For the whole week I felt like shit. I couldn’t tell you what was going on. I had a slight, tingly, sore throat and then this morning my head felt heavy and I’m a little congested. I’ve also had one of those “pains in my head” where its like a headache starting but it doesn’t exactly want to and just makes you miserable because it’s miserable itself. So I decided to go to Rite Aid after I dropped off the Mr and see what they had to say at the pharmacy. The pharmacist suggested Advil Cold and Sinus and an hour later, I’m still waiting for it to kick in.
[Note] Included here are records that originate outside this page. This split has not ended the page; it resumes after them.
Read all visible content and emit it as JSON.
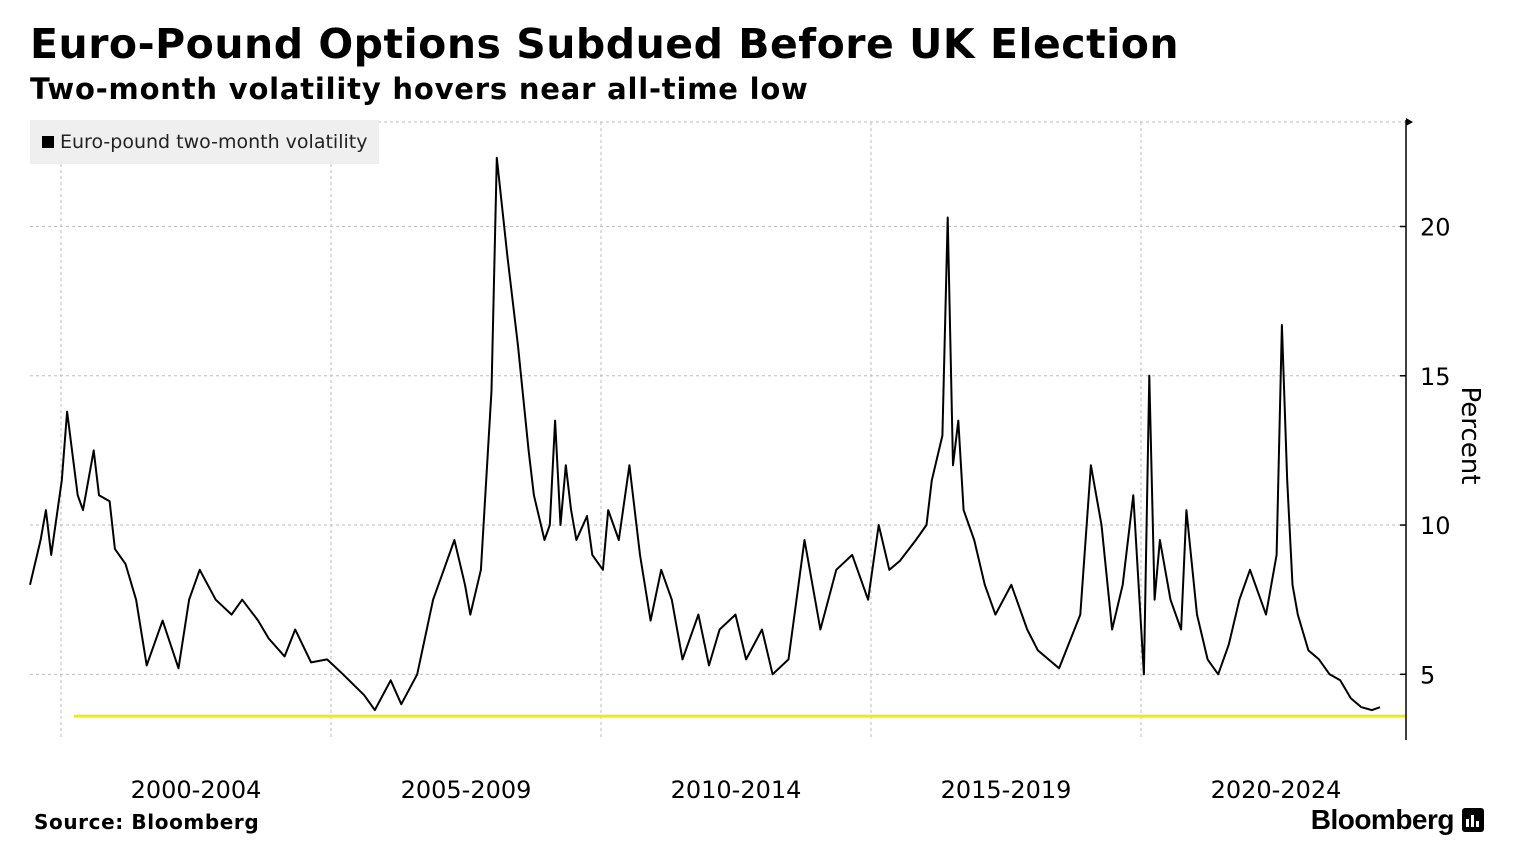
{
  "title": "Euro-Pound Options Subdued Before UK Election",
  "subtitle": "Two-month volatility hovers near all-time low",
  "source": "Source: Bloomberg",
  "brand": "Bloomberg",
  "colors": {
    "series": "#000000",
    "reference_line": "#f5e61c",
    "grid": "#bdbdbd",
    "legend_bg": "#efefef"
  },
  "chart_data": {
    "type": "line",
    "legend": [
      "Euro-pound two-month volatility"
    ],
    "legend_position": "top-left",
    "ylabel": "Percent",
    "y_axis_side": "right",
    "ylim": [
      2.8,
      23.5
    ],
    "xlim": [
      1999.0,
      2024.45
    ],
    "grid": true,
    "y_ticks": [
      5,
      10,
      15,
      20
    ],
    "x_tick_labels": [
      "2000-2004",
      "2005-2009",
      "2010-2014",
      "2015-2019",
      "2020-2024"
    ],
    "reference_line": {
      "y": 3.6
    },
    "series": [
      {
        "name": "Euro-pound two-month volatility",
        "x": [
          1999.0,
          1999.2,
          1999.3,
          1999.4,
          1999.6,
          1999.7,
          1999.9,
          2000.0,
          2000.2,
          2000.3,
          2000.5,
          2000.6,
          2000.8,
          2001.0,
          2001.2,
          2001.5,
          2001.8,
          2002.0,
          2002.2,
          2002.5,
          2002.8,
          2003.0,
          2003.3,
          2003.5,
          2003.8,
          2004.0,
          2004.3,
          2004.6,
          2004.9,
          2005.3,
          2005.5,
          2005.8,
          2006.0,
          2006.3,
          2006.6,
          2006.8,
          2007.0,
          2007.2,
          2007.3,
          2007.5,
          2007.7,
          2007.8,
          2008.0,
          2008.2,
          2008.4,
          2008.5,
          2008.7,
          2008.8,
          2008.9,
          2009.0,
          2009.1,
          2009.2,
          2009.3,
          2009.5,
          2009.6,
          2009.8,
          2009.9,
          2010.1,
          2010.3,
          2010.5,
          2010.7,
          2010.9,
          2011.1,
          2011.3,
          2011.6,
          2011.8,
          2012.0,
          2012.3,
          2012.5,
          2012.8,
          2013.0,
          2013.3,
          2013.6,
          2013.9,
          2014.2,
          2014.5,
          2014.8,
          2015.0,
          2015.2,
          2015.4,
          2015.7,
          2015.9,
          2016.0,
          2016.2,
          2016.3,
          2016.4,
          2016.5,
          2016.6,
          2016.8,
          2017.0,
          2017.2,
          2017.5,
          2017.8,
          2018.0,
          2018.4,
          2018.8,
          2019.0,
          2019.2,
          2019.4,
          2019.6,
          2019.8,
          2020.0,
          2020.1,
          2020.2,
          2020.3,
          2020.5,
          2020.7,
          2020.8,
          2021.0,
          2021.2,
          2021.4,
          2021.6,
          2021.8,
          2022.0,
          2022.3,
          2022.5,
          2022.6,
          2022.7,
          2022.8,
          2022.9,
          2023.1,
          2023.3,
          2023.5,
          2023.7,
          2023.9,
          2024.1,
          2024.3,
          2024.45
        ],
        "values": [
          8.0,
          9.5,
          10.5,
          9.0,
          11.5,
          13.8,
          11.0,
          10.5,
          12.5,
          11.0,
          10.8,
          9.2,
          8.7,
          7.5,
          5.3,
          6.8,
          5.2,
          7.5,
          8.5,
          7.5,
          7.0,
          7.5,
          6.8,
          6.2,
          5.6,
          6.5,
          5.4,
          5.5,
          5.0,
          4.3,
          3.8,
          4.8,
          4.0,
          5.0,
          7.5,
          8.5,
          9.5,
          8.0,
          7.0,
          8.5,
          14.5,
          22.3,
          19.0,
          16.0,
          12.5,
          11.0,
          9.5,
          10.0,
          13.5,
          10.0,
          12.0,
          10.5,
          9.5,
          10.3,
          9.0,
          8.5,
          10.5,
          9.5,
          12.0,
          9.0,
          6.8,
          8.5,
          7.5,
          5.5,
          7.0,
          5.3,
          6.5,
          7.0,
          5.5,
          6.5,
          5.0,
          5.5,
          9.5,
          6.5,
          8.5,
          9.0,
          7.5,
          10.0,
          8.5,
          8.8,
          9.5,
          10.0,
          11.5,
          13.0,
          20.3,
          12.0,
          13.5,
          10.5,
          9.5,
          8.0,
          7.0,
          8.0,
          6.5,
          5.8,
          5.2,
          7.0,
          12.0,
          10.0,
          6.5,
          8.0,
          11.0,
          5.0,
          15.0,
          7.5,
          9.5,
          7.5,
          6.5,
          10.5,
          7.0,
          5.5,
          5.0,
          6.0,
          7.5,
          8.5,
          7.0,
          9.0,
          16.7,
          11.5,
          8.0,
          7.0,
          5.8,
          5.5,
          5.0,
          4.8,
          4.2,
          3.9,
          3.8,
          3.9
        ]
      }
    ]
  }
}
The weather is somewhat nice. I want to enjoy it. I want to go out and be happy. But no. I’m at home, trying to clean in spurts because I’m getting short of breath if I do too much at once. So I clean and sit. Like now, where I’m spilling my misery on to you. I also feel like a sneeze is brewing so my face looks permanently disgusted but I’m not. I just want to sneeze but I won’t. For the last two weeks I’ve been telling my husband I’m going to be sick and now something is happening. Why was I so stubborn and not taking my vitamins?!? 😦
I feel like my face looks swollen and I tried doing something with my hair, putting on makeup and a pretty dress to feel good but I’m not sure how good I’m feeling. I want to curl up in bed, and maybe I should, but I’ve put off doing things around the apartment for the whole week and now when I feel at my worse, in here looks it’s worse. I can’t ask David because I’ll have to be too specific with how I want things done and it’ll only make me want to do things myself instead of ask him so I sit here taking breaks while doing things, and he is at work.
Damn I sound miserable today. I am though. My back still hurts. My cooking hasn’t been the best this week. In here needs to be cleaned… I hope next week is better.
How are you enjoying the first day of Summer? Don’t mind my misery. Please.